Project Details IUPAC - International Chemical Identifier

Project No.:
2000-025-1-800
Start Date:
01 January 2001
End Date:
15 April 2005

Objective

The objective of the IUPAC Chemical Identifier Project is to establish a unique label, the IUPAC Chemical Identifier, which would be a non-proprietary identifier for chemical substances that could be used in printed and electronic data sources thus enabling easier linking of diverse data compilations.

Remarks:
– initiated by the adhoc Committee on Chemical Identity and Nomenclature Systems
– In July 2004, the Identifier was renamed INChI (formerly IChI) to acknowledge the development work at NIST.
– In November 2004, the Identifier was renamed IUPAC International
Chemical Identifier (InChI), to allow trademark, copyright and licensing
issues to be resolved.

Description

Develop a set of algorithms for the standard representation of chemical structures that will be readily accessible to chemists in all countries at no cost. The standard chemical representation could be used as input into existing and newly developed computer programs to generate a IUPAC name and a unique IUPAC identifier.


The aim of the Chemical Identifier project is to establish a unique label, the IUPAC Chemical Identifier (IChI), which would be a non-proprietary identifier for chemical substances that could be used in printed and electronic data sources thus enabling easier linking of diverse data and information compilations.

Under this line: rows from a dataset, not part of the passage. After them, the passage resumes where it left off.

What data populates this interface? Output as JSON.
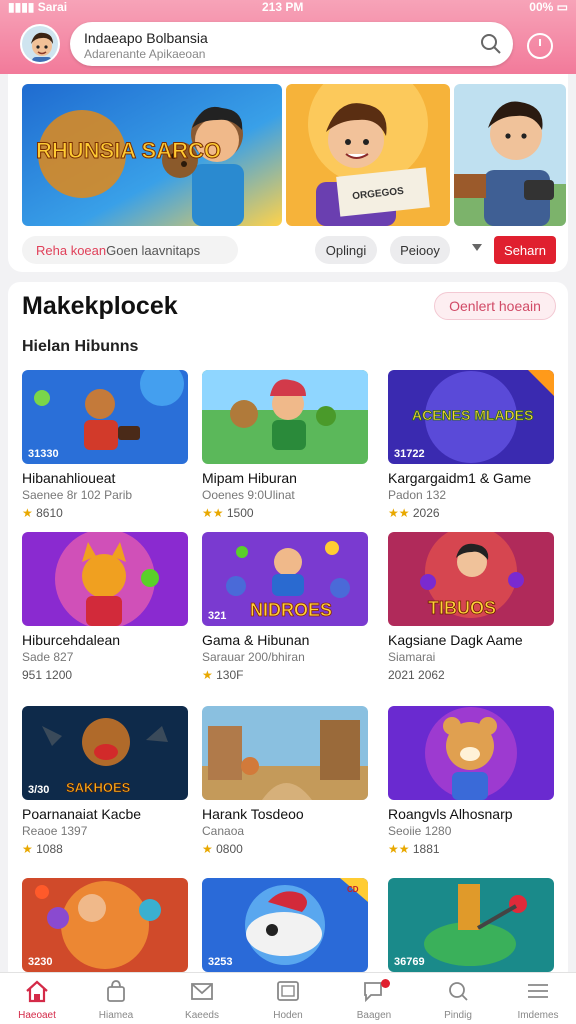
{
  "status": {
    "carrier": "Sarai",
    "time": "213 PM",
    "battery": "00%"
  },
  "header": {
    "search_title": "Indaeapo Bolbansia",
    "search_subtitle": "Adarenante Apikaeoan",
    "icons": [
      "avatar",
      "search-icon",
      "power-icon"
    ]
  },
  "featured": {
    "promo_highlight": "Reha koean",
    "promo_text": " Goen laavnitaps",
    "pill_2": "Oplingi",
    "pill_3": "Peiooy",
    "action": "Seharn",
    "banner_1_text": "RHUNSIA SARCO",
    "banner_2_text": "ORGEGOS"
  },
  "section": {
    "title": "Makekplocek",
    "action": "Oenlert hoeain",
    "subtitle": "Hielan Hibunns"
  },
  "games": [
    {
      "badge": "31330",
      "name": "Hibanahlioueat",
      "meta": "Saenee 8r 102 Parib",
      "rating": "8610",
      "stars": 1
    },
    {
      "badge": "",
      "name": "Mipam Hiburan",
      "meta": "Ooenes 9:0Ulinat",
      "rating": "1500",
      "stars": 2
    },
    {
      "badge": "31722",
      "name": "Kargargaidm1 & Game",
      "meta": "Padon 132",
      "rating": "2026",
      "stars": 2,
      "thumb_text": "ACENES MLADES"
    },
    {
      "badge": "",
      "name": "Hiburcehdalean",
      "meta": "Sade 827",
      "rating": "951 1200",
      "stars": 0
    },
    {
      "badge": "321",
      "name": "Gama & Hibunan",
      "meta": "Sarauar 200/bhiran",
      "rating": "130F",
      "stars": 1,
      "thumb_text": "NIDROES"
    },
    {
      "badge": "",
      "name": "Kagsiane Dagk Aame",
      "meta": "Siamarai",
      "rating": "2021 2062",
      "stars": 0,
      "thumb_text": "TIBUOS"
    },
    {
      "badge": "3/30",
      "name": "Poarnanaiat Kacbe",
      "meta": "Reaoe 1397",
      "rating": "1088",
      "stars": 1,
      "thumb_text": "SAKHOES"
    },
    {
      "badge": "",
      "name": "Harank Tosdeoo",
      "meta": "Canaoa",
      "rating": "0800",
      "stars": 1
    },
    {
      "badge": "",
      "name": "Roangvls Alhosnarp",
      "meta": "Seoiie 1280",
      "rating": "1881",
      "stars": 2
    },
    {
      "badge": "3230",
      "name": "",
      "meta": "",
      "rating": "",
      "stars": 0
    },
    {
      "badge": "3253",
      "name": "",
      "meta": "",
      "rating": "",
      "stars": 0,
      "thumb_text": "CD"
    },
    {
      "badge": "36769",
      "name": "",
      "meta": "",
      "rating": "",
      "stars": 0
    }
  ],
  "nav": [
    {
      "label": "Haeoaet",
      "icon": "home-icon",
      "active": true
    },
    {
      "label": "Hiamea",
      "icon": "bag-icon"
    },
    {
      "label": "Kaeeds",
      "icon": "mail-icon"
    },
    {
      "label": "Hoden",
      "icon": "photo-icon"
    },
    {
      "label": "Baagen",
      "icon": "chat-icon"
    },
    {
      "label": "Pindig",
      "icon": "search-icon"
    },
    {
      "label": "Imdemes",
      "icon": "menu-icon"
    }
  ],
  "colors": {
    "accent": "#e0202f",
    "header_top": "#f7a3b8",
    "header_bottom": "#f27a9a",
    "star": "#e8a800"
  }
}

IChI will not require the establishment of a registry system. Unlike the CAS Registry System, it will not depend on the existence of a database of unique substance records to establish the next number for any new chemical substance being assigned an IChI. It will use a, yet to be defined, set of IUPAC structure conventions, and rules for normalization and canonicalization of the structure representation to establish the unique label. It will thus enable an automatic conversion of a graphical representation of a chemical substance into the unique IChI label which can be performed anywhere in the world and which could be built into desktop chemical structure drawing packages (such as ChemDraw, ISIS/Draw, etc.) and online chemical structure drawing applets (such as ACD/Draw).

IUPAC would define the process flow leading from input structural information to the creation of the Identifier in three steps: definition of chemical structure input requirements, algorithms for generating a unique set of atom labels (canonicalization), and algorithms for conversion of these labels to the Identifier (serialization). Structure input and conversion to the structural format required by the IChI generator would be done by vendor developed software.

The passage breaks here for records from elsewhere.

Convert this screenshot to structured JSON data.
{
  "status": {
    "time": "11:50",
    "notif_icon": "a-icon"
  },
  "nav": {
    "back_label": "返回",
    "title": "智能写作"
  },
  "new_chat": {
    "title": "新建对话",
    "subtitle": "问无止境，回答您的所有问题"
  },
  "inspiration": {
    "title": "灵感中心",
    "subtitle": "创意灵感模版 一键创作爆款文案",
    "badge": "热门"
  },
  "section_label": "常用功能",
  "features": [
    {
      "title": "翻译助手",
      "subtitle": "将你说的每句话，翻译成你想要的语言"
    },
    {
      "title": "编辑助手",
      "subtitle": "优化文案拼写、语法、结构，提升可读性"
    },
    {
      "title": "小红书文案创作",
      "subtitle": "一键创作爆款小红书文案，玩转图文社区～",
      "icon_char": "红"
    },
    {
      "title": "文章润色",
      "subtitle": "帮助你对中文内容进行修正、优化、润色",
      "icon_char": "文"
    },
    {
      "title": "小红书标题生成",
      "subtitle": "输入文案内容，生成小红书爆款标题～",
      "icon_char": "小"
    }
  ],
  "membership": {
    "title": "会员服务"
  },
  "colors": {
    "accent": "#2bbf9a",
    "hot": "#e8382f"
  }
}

The process would be reversible, so that the Identifier output could be used to recreate structural input information. The Identifier would thus serve as the computer equivalent of the IUPAC name for a molecule. This would facilitate searching the Internet and labeling information in electronic documents with the name of the chemical substance in question.

A. D. McNaught
7 February 2001

Progress

> project announcement published in Chem. Int. 23(3) 2001, p.85

Our initial work has focussed on the development of algorithms for converting an input organic chemical structure to a unique (canonical)form. This, in effect, involves the unique numbering of each atom, with equivalent atoms being assigned identical numbers. “Serializing”the result to create a string is the final, straightforward, step in creating an identifier.

As discussed in the Cambridge IUPAC meeting to consider the feasibility of the project in August 2000, most of the ideas employed in this work have been reported in the technical literature. The principal task of this project has been to identify and implement a workable, robust set of procedures that will provide effective IChI processing for a large proportion of organic chemical structures in common use.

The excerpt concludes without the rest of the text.